几人见她平时凶狠跋扈的模样惯了,忽然看她哭成这模样,表情都有些复杂。
一问,才知道陶玲刚才去了王桂华家。
她不死心,想求王桂华想想办法。
怎么会有人能眼睁睁看着自己儿子死呢?
陶玲把家里所有的钱都拿出来,去陶从那里买了个小黄鱼,连赊带求的。
陶从好像猜到了她的目的,但是一点都没有为难她。
她激动得给陶从跪下,连连道谢。
陶玲把小黄鱼藏到袋子底下,提了袋果子,就去了。
她没有见到王桂华。
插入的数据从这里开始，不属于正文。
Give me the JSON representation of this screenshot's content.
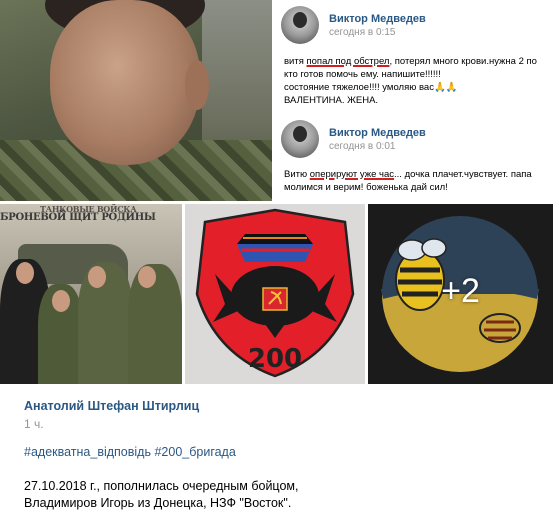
{
  "comments": [
    {
      "author": "Виктор Медведев",
      "time": "сегодня в 0:15",
      "lines": {
        "l1_pre": "витя ",
        "l1_ul": "попал под обстрел",
        "l1_post": ", потерял много крови.нужна 2 по",
        "l2": "кто готов помочь ему. напишите!!!!!!",
        "l3_pre": "состояние тяжелое!!!! умоляю вас",
        "l3_emoji": "🙏🙏",
        "l4": "ВАЛЕНТИНА. ЖЕНА."
      }
    },
    {
      "author": "Виктор Медведев",
      "time": "сегодня в 0:01",
      "lines": {
        "l1_pre": "Витю ",
        "l1_ul": "оперируют уже час",
        "l1_post": "... дочка плачет.чувствует. папа",
        "l2": "молимся и верим! боженька дай сил!"
      }
    }
  ],
  "photos": {
    "group_banner_top": "ТАНКОВЫЕ ВОЙСКА",
    "group_banner": "БРОНЕВОЙ ЩИТ РОДИНЫ",
    "emblem_label": "200",
    "more_count": "+2"
  },
  "post": {
    "author": "Анатолий Штефан Штирлиц",
    "time": "1 ч.",
    "hashtags": [
      "#адекватна_відповідь",
      "#200_бригада"
    ],
    "body_line1": "27.10.2018 г., пополнилась очередным бойцом,",
    "body_line2": "Владимиров Игорь из Донецка, НЗФ \"Восток\"."
  },
  "colors": {
    "link": "#2a5885",
    "muted": "#939393",
    "underline": "#d02020"
  }
}
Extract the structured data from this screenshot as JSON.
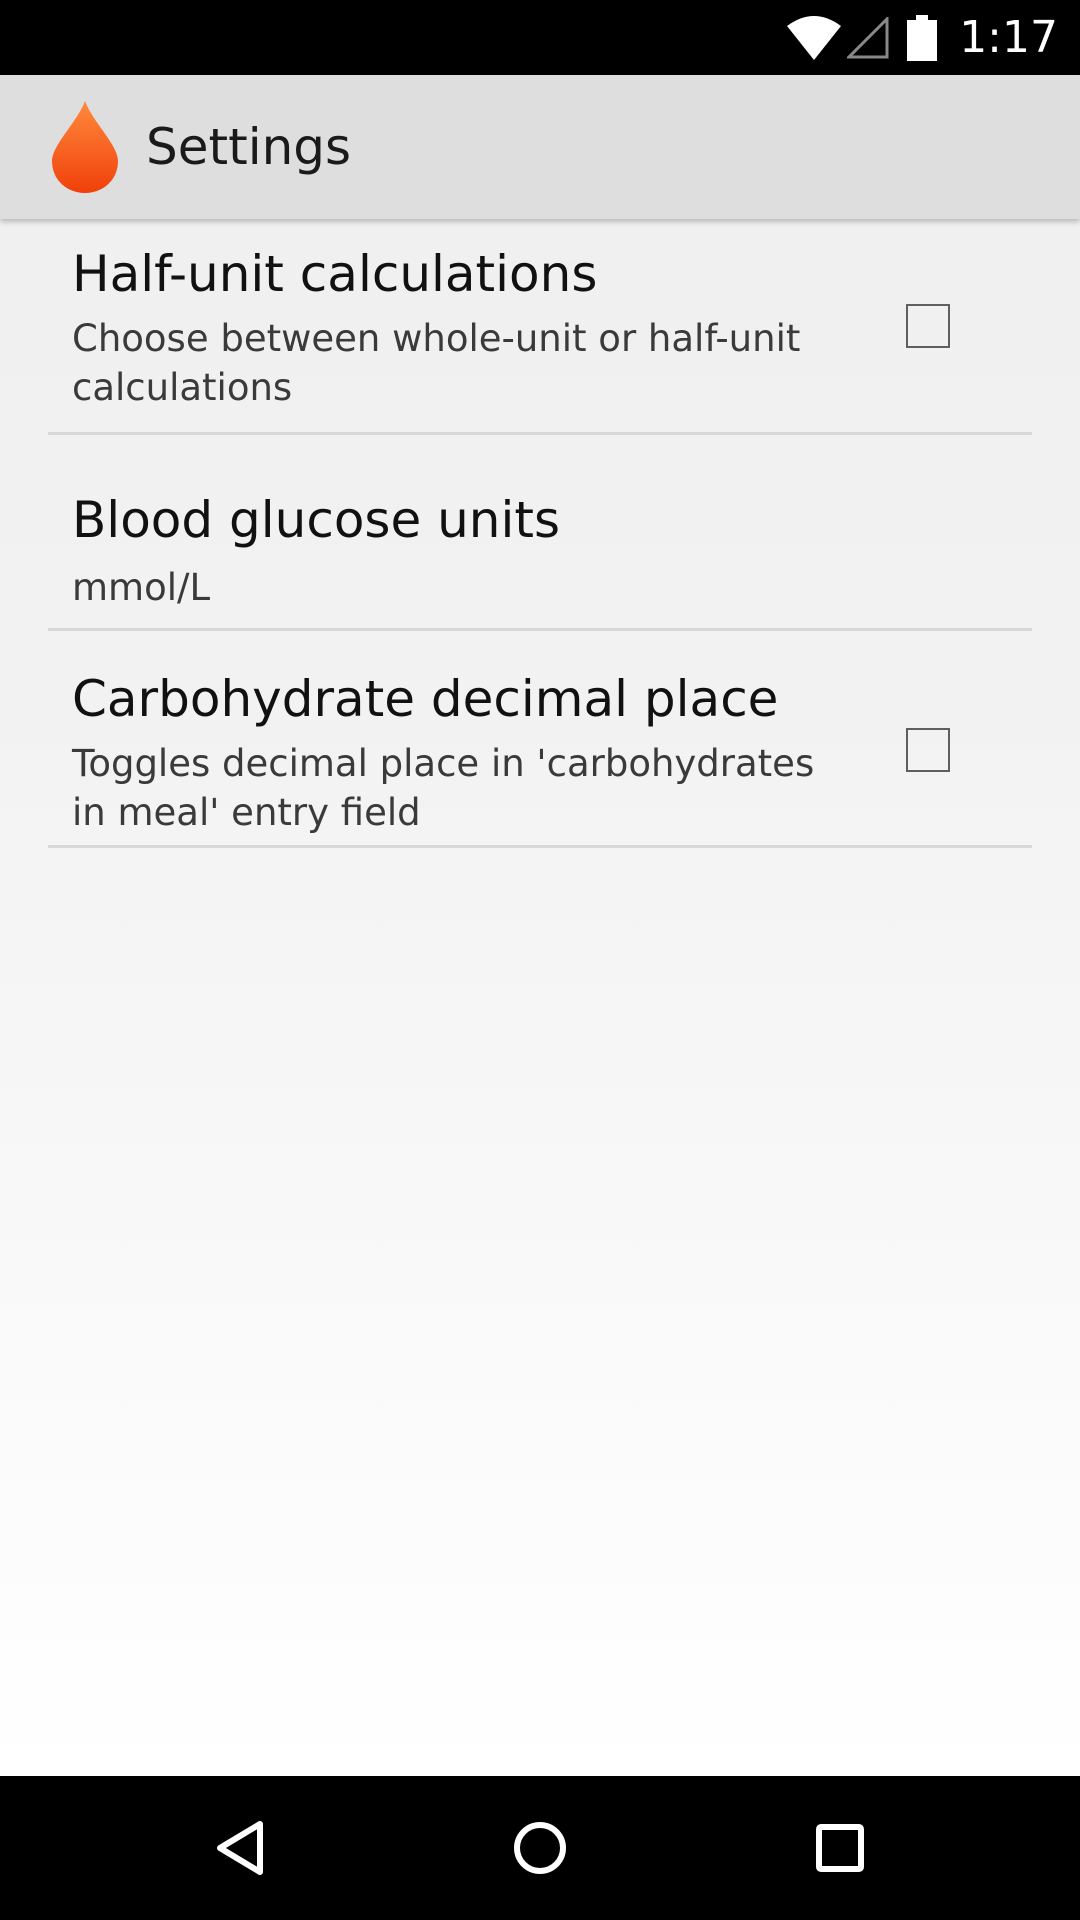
{
  "status_bar": {
    "time": "1:17",
    "icons": [
      "wifi-icon",
      "cell-signal-icon",
      "battery-icon"
    ]
  },
  "app_bar": {
    "title": "Settings",
    "icon": "blood-drop-icon",
    "accent_color": "#ff5a1f"
  },
  "preferences": [
    {
      "title": "Half-unit calculations",
      "summary": "Choose between whole-unit or half-unit calculations",
      "type": "checkbox",
      "checked": false
    },
    {
      "title": "Blood glucose units",
      "summary": "mmol/L",
      "type": "list"
    },
    {
      "title": "Carbohydrate decimal place",
      "summary": "Toggles decimal place in 'carbohydrates in meal' entry field",
      "type": "checkbox",
      "checked": false
    }
  ],
  "nav_bar": {
    "icons": [
      "back-icon",
      "home-icon",
      "recents-icon"
    ]
  }
}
陶梓说她不在家。
陶玲满心焦虑,苦苦哀求,陶梓只觉得不耐烦,坐在一边听她抱怨和哭诉。
陶梓心里烦闷,忽然看见桌上的果子,就一个个拿起来吃了。
陶玲不死心,怀疑陶梓是在骗自己,起身去了内院,要把王桂华找出来。
陶梓吃剩了一整袋的果子皮、果子核,擦擦手,把剩下的垃圾拎起来。
嚯,还挺沉。
他拍拍手,很随意地,把那袋子里头的东西往屋后的河里一抛。
还记得把袋子留给陶玲。
“不见了,就这么不见了!”
陶玲哭得很惨,五十几的女人,一生经历过起起落落,现在却像个受了委屈的小孩,哭得一脸鼻涕眼泪。
亓越阳说:“真金比水重,只是被扔下去的话,不会那么快就被冲走。”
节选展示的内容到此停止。